Hi,
I'm using the Python Shell in this way:
>>> s = 'Ã'
>>> s
'\xc3'
How can I print s variable to show the character Ã??? This is the first and easiest question. Really, I'm getting the content from a web page that has non ascii characters like the previous and others with tilde like á, é, í, ñ, etc. Also, I'm trying to execute a regex with these characters in the pattern expression against the content of the web page.
How can solve this problem??
This is an example of one regex:
u'<td[^>]*>\s*Definición\s*</td><td class="value"[^>]*>\s*(?P<data>[\w ,-:\.\(\)]+)\s*</td>'
If I use Expresson application works fine.
EDIT[05/26/2009 16:38]: Sorry, about my explanation. I'll try to explain better.

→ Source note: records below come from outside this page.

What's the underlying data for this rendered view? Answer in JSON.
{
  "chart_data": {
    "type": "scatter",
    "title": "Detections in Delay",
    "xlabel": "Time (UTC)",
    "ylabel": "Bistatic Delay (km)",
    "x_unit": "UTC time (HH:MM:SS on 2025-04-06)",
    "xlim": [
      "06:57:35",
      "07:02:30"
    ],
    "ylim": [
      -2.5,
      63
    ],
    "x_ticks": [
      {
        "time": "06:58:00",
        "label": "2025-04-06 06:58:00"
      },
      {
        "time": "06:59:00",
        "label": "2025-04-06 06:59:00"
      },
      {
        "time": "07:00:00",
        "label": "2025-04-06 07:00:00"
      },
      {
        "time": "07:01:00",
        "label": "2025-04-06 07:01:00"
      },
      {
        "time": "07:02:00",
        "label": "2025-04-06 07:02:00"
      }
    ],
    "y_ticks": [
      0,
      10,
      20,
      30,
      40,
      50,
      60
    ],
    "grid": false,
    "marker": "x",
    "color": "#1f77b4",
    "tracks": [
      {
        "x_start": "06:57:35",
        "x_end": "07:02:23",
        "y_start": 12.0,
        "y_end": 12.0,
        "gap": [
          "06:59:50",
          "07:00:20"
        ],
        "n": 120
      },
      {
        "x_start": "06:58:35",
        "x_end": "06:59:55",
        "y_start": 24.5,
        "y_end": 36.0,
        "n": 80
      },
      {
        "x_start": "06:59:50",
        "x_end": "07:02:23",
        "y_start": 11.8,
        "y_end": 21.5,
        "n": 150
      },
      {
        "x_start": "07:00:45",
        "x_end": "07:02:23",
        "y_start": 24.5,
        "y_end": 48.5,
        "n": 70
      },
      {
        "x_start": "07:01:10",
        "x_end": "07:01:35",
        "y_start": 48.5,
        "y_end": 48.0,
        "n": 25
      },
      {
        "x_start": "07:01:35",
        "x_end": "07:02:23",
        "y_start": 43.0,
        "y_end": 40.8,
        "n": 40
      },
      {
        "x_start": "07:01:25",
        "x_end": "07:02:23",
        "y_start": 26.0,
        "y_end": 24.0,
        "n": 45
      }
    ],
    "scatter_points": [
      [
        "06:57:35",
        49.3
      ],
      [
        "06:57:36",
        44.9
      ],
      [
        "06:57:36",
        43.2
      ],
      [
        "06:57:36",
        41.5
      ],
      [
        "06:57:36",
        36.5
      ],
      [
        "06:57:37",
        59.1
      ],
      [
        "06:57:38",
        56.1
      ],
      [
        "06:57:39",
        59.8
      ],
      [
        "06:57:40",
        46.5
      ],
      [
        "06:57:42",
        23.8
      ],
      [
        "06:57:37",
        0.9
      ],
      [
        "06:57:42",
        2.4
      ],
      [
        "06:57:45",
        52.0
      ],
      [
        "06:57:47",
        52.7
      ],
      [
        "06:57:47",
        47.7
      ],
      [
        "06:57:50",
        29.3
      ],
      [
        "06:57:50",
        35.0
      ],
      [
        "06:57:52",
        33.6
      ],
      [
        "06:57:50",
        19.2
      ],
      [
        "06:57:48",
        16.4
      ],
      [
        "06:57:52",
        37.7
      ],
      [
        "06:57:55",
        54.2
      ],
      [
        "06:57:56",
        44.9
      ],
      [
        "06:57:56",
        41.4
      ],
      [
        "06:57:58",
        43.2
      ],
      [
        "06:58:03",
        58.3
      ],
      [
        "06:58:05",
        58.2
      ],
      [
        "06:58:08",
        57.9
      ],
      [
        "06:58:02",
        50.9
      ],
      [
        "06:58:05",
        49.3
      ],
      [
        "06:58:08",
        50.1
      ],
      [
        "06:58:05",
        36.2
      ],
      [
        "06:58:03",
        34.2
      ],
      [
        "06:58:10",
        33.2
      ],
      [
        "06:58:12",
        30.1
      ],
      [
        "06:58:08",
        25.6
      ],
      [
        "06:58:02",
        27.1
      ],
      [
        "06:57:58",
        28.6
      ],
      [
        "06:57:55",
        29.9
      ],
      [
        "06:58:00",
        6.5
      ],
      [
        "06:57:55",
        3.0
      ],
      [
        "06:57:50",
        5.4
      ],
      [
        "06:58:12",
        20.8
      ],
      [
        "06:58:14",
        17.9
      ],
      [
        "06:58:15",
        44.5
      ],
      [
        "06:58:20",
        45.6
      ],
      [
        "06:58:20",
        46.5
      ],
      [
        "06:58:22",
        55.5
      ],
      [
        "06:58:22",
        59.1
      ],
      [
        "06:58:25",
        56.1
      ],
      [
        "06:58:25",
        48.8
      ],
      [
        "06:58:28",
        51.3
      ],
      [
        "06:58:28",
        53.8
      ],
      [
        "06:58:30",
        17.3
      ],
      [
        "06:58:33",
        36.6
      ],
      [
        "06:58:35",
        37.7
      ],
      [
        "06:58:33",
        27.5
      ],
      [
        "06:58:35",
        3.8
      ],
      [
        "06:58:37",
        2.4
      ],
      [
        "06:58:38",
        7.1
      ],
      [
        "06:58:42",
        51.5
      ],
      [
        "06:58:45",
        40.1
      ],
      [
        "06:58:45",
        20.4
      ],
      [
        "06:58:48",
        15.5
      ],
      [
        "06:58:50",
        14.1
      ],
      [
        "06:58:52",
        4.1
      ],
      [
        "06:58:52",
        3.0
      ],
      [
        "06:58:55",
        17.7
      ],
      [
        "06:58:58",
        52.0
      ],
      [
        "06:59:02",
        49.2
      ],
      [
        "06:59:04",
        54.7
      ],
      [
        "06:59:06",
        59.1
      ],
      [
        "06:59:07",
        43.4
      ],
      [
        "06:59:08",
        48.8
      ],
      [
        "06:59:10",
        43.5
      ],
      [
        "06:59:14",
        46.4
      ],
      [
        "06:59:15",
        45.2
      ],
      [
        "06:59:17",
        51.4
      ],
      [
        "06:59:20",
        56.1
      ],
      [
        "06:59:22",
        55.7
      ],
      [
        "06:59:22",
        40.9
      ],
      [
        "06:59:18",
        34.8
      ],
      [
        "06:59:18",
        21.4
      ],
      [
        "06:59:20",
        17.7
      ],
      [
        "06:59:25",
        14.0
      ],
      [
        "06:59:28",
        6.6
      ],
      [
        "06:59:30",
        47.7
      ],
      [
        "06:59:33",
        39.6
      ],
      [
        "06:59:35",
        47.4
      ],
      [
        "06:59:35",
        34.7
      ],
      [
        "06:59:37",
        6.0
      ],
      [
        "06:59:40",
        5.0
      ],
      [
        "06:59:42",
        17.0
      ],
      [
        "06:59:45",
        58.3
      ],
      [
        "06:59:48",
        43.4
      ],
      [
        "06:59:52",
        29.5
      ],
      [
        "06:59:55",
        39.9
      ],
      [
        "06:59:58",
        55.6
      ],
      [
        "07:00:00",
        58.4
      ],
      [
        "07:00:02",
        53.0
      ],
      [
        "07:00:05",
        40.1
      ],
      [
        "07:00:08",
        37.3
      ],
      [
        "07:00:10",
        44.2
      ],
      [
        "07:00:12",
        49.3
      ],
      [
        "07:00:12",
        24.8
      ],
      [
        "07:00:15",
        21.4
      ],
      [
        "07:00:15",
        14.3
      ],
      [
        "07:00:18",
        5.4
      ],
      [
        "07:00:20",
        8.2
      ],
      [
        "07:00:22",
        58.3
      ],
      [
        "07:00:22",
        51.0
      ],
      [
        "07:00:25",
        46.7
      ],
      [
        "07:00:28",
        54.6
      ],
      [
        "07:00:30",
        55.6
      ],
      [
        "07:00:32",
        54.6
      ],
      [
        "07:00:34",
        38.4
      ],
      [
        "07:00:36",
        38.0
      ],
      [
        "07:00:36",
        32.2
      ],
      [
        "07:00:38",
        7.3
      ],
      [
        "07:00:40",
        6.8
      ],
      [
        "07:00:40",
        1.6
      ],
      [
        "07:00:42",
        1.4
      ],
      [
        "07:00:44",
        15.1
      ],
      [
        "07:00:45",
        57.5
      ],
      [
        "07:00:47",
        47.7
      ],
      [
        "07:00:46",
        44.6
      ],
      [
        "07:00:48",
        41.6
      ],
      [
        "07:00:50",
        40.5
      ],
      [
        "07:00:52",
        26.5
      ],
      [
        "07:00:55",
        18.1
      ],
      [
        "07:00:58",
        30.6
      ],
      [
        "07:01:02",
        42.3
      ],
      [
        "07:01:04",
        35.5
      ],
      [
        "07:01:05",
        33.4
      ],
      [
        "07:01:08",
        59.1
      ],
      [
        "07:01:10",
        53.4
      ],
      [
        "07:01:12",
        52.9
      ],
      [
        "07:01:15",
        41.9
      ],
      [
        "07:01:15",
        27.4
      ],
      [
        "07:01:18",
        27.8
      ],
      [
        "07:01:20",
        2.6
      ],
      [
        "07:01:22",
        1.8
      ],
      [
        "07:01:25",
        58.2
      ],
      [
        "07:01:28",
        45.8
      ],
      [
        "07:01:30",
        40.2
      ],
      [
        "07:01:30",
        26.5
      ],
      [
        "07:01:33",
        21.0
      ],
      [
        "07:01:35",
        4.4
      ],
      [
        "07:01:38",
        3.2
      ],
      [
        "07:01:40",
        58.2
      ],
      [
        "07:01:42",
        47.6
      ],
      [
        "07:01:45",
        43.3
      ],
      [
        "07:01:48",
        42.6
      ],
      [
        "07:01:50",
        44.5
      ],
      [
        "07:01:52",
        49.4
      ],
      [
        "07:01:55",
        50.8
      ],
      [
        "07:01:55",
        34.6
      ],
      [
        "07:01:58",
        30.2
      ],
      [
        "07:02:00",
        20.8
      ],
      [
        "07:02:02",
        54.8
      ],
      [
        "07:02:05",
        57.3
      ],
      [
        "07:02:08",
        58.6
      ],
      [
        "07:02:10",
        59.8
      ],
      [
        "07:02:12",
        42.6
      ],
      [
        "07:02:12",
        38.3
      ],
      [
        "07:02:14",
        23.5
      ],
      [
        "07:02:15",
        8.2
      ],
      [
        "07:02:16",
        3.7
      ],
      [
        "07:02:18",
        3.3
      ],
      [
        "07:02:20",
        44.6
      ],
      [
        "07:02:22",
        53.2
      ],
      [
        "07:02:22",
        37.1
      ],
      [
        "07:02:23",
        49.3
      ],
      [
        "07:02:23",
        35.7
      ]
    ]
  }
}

I have to get some text from a page. I have the url of that page and I have the regex to get that text. The first thing I thought was the regex was wrong. I checked it with Expresso and works fine, I got the text I wanted. So, the second thing I thought was to print the content of the page and that was when I saw that the content was not what I see in the source code of the web page. The differences are the non ascii characters like á, é, í, etc. Now, I don't know what I have to do and if the problem is in the encoding of the page content or in the pattern text of the regex. One of the regex I've defined is the previous one.
The question wolud be: is there any problem using regex which pattern text has non ascii characters???